米国家安全保障局(NSA)の年間予算526億ドルの一部は、暗号を解読し、通常のインターネットトラフィックを解析することのできる「画期的な暗号解読機能」のための財源として要求されている。Edward Snowden氏がThe Washington Postに暴露した新たな文書によって明らかになった。


 問題の文書は「Fiscal Year 2013 Congressional Budget Justification」(2013会計年度予算要求説明書)(「Black Budget」と呼ばれる)で、その4ページ目には「(前略)敵対者の暗号を解読し、インターネットトラフィックを解析するための画期的な暗号解読機能に投資している」と記されている。


 Black Budgetに記載されていることから、この投資は米中央情報局(CIA)の独立系ベンチャーキャピタル投資企業であるIn-Q-Telとは別のものと考えられる。


 The Washington Postによると、ハイテク監視を含む諜報インフラに対する投資が大きく増加していることがこの予算から見てとれるという。Signals Intelligence(SIGINTとして知られる)では、「情報過多」に対処するプロジェクトだけで4860万ドルが投じられており、「Consolidated Cryptologic Program」(CCP:統合暗号解読プログラム)の名の下、3万5000人弱もの人材が雇用されている。このグループは、NSAや、米国統合軍の監視およびコード解読部門といった複数の機関に及んでいる。

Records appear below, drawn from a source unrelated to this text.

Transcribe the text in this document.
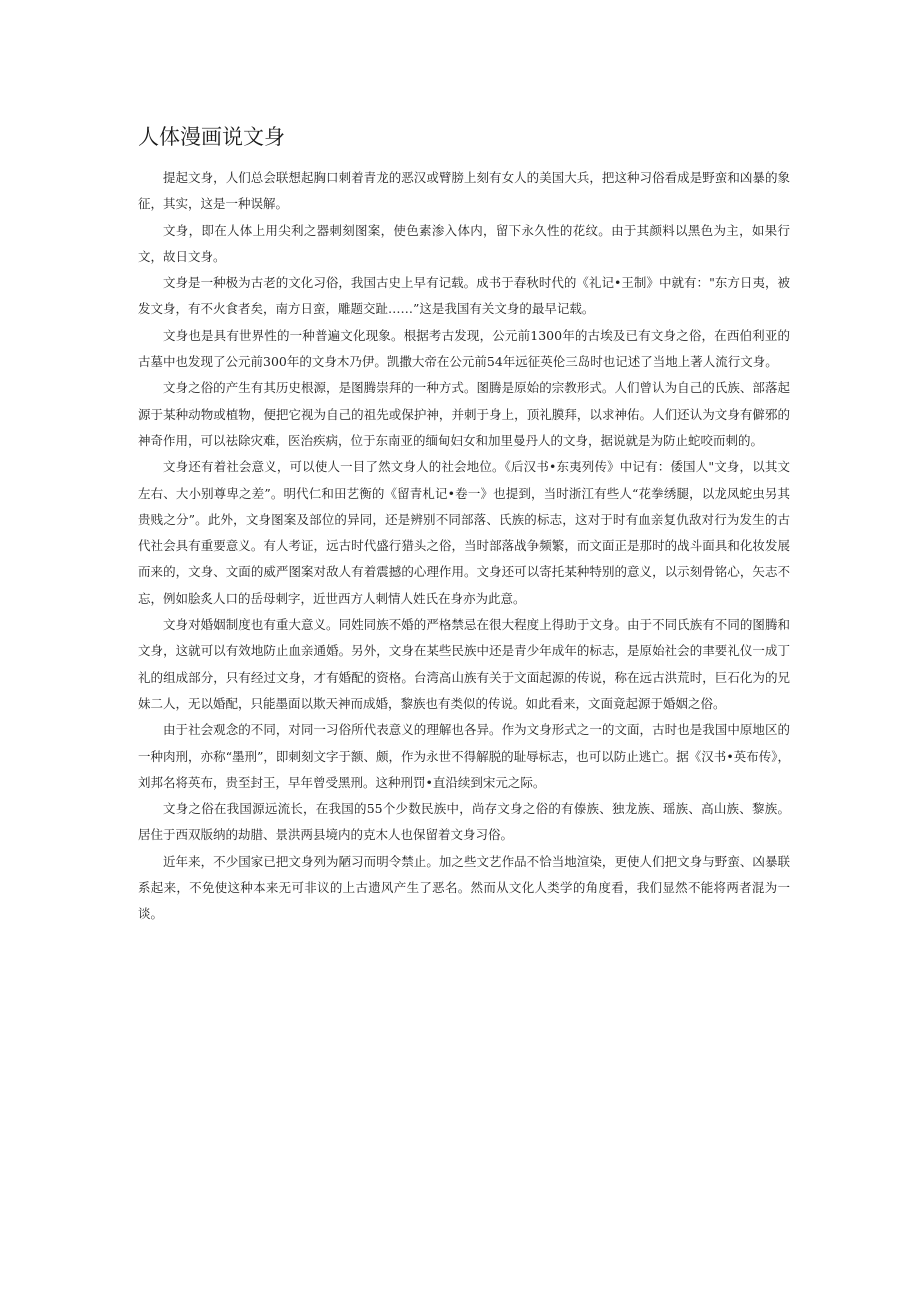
人体漫画说文身

提起文身，人们总会联想起胸口刺着青龙的恶汉或臂膀上刻有女人的美国大兵，把这种习俗看成是野蛮和凶暴的象征，其实，这是一种误解。

文身，即在人体上用尖利之器刺刻图案，使色素渗入体内，留下永久性的花纹。由于其颜料以黑色为主，如果行文，故日文身。

文身是一种极为古老的文化习俗，我国古史上早有记载。成书于春秋时代的《礼记•王制》中就有："东方日夷，被发文身，有不火食者矣，南方日蛮，雕题交趾……”这是我国有关文身的最早记载。

文身也是具有世界性的一种普遍文化现象。根据考古发现，公元前1300年的古埃及已有文身之俗，在西伯利亚的古墓中也发现了公元前300年的文身木乃伊。凯撒大帝在公元前54年远征英伦三岛时也记述了当地上著人流行文身。

文身之俗的产生有其历史根源，是图腾崇拜的一种方式。图腾是原始的宗教形式。人们曾认为自己的氏族、部落起源于某种动物或植物，便把它视为自己的祖先或保护神，并刺于身上，顶礼膜拜，以求神佑。人们还认为文身有僻邪的神奇作用，可以祛除灾难，医治疾病，位于东南亚的缅甸妇女和加里曼丹人的文身，据说就是为防止蛇咬而刺的。

文身还有着社会意义，可以使人一目了然文身人的社会地位。《后汉书•东夷列传》中记有：倭国人"文身，以其文左右、大小别尊卑之差”。明代仁和田艺衡的《留青札记•卷一》也提到，当时浙江有些人“花拳绣腿，以龙凤蛇虫另其贵贱之分”。此外，文身图案及部位的异同，还是辨别不同部落、氏族的标志，这对于时有血亲复仇敌对行为发生的古代社会具有重要意义。有人考证，远古时代盛行猎头之俗，当时部落战争频繁，而文面正是那时的战斗面具和化妆发展而来的，文身、文面的威严图案对敌人有着震撼的心理作用。文身还可以寄托某种特别的意义，以示刻骨铭心，矢志不忘，例如脍炙人口的岳母刺字，近世西方人刺情人姓氏在身亦为此意。

文身对婚姻制度也有重大意义。同姓同族不婚的严格禁忌在很大程度上得助于文身。由于不同氏族有不同的图腾和文身，这就可以有效地防止血亲通婚。另外，文身在某些民族中还是青少年成年的标志，是原始社会的聿要礼仪一成丁礼的组成部分，只有经过文身，才有婚配的资格。台湾高山族有关于文面起源的传说，称在远古洪荒时，巨石化为的兄妹二人，无以婚配，只能墨面以欺天神而成婚，黎族也有类似的传说。如此看来，文面竟起源于婚姻之俗。

由于社会观念的不同，对同一习俗所代表意义的理解也各异。作为文身形式之一的文面，古时也是我国中原地区的一种肉刑，亦称“墨刑”，即刺刻文字于额、颇，作为永世不得解脱的耻辱标志，也可以防止逃亡。据《汉书•英布传》，刘邦名将英布，贵至封王，早年曾受黑刑。这种刑罚•直沿续到宋元之际。

文身之俗在我国源远流长，在我国的55个少数民族中，尚存文身之俗的有傣族、独龙族、瑶族、高山族、黎族。居住于西双版纳的劫腊、景洪两县境内的克木人也保留着文身习俗。

近年来，不少国家已把文身列为陋习而明令禁止。加之些文艺作品不恰当地渲染，更使人们把文身与野蛮、凶暴联系起来，不免使这种本来无可非议的上古遗风产生了恶名。然而从文化人类学的角度看，我们显然不能将两者混为一谈。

 今回の文書では、複数の機関が互いの領域であると認識される分野に踏み込む、複数機関にまたがった連携が明らかにされている。CIAは、「物理的なアクセスの必要を最小限に抑えるか、なくす」追跡システムの構築を計画しており、NSAは、監視対象者の近くにセンサを設置することで、グローバルな通信ネットワークを回避する容疑者に同局が悩まされずに済むようにする「リスクの高い秘密工作」に取り組んでいる。


 この予算要求説明書は2012年に作成されたものであるため、注目を集めたWikileaksによる数回の情報流出を受けて、必要なコンピュータスキルを持つ「ハイリスク、ハイリターン」の請負業者、つまりEdward Snowden氏のような人物を詳しく調査しようというNSAの2013年の計画が示されている。Snowden氏は文書を複製し、同機関が怪しい人物の排除を開始したところでそれらを暴露しようと準備していたとThe Washington Postは報じている。


この記事は海外CBS Interactive発の記事を朝日インタラクティブが日本向けに編集したものです。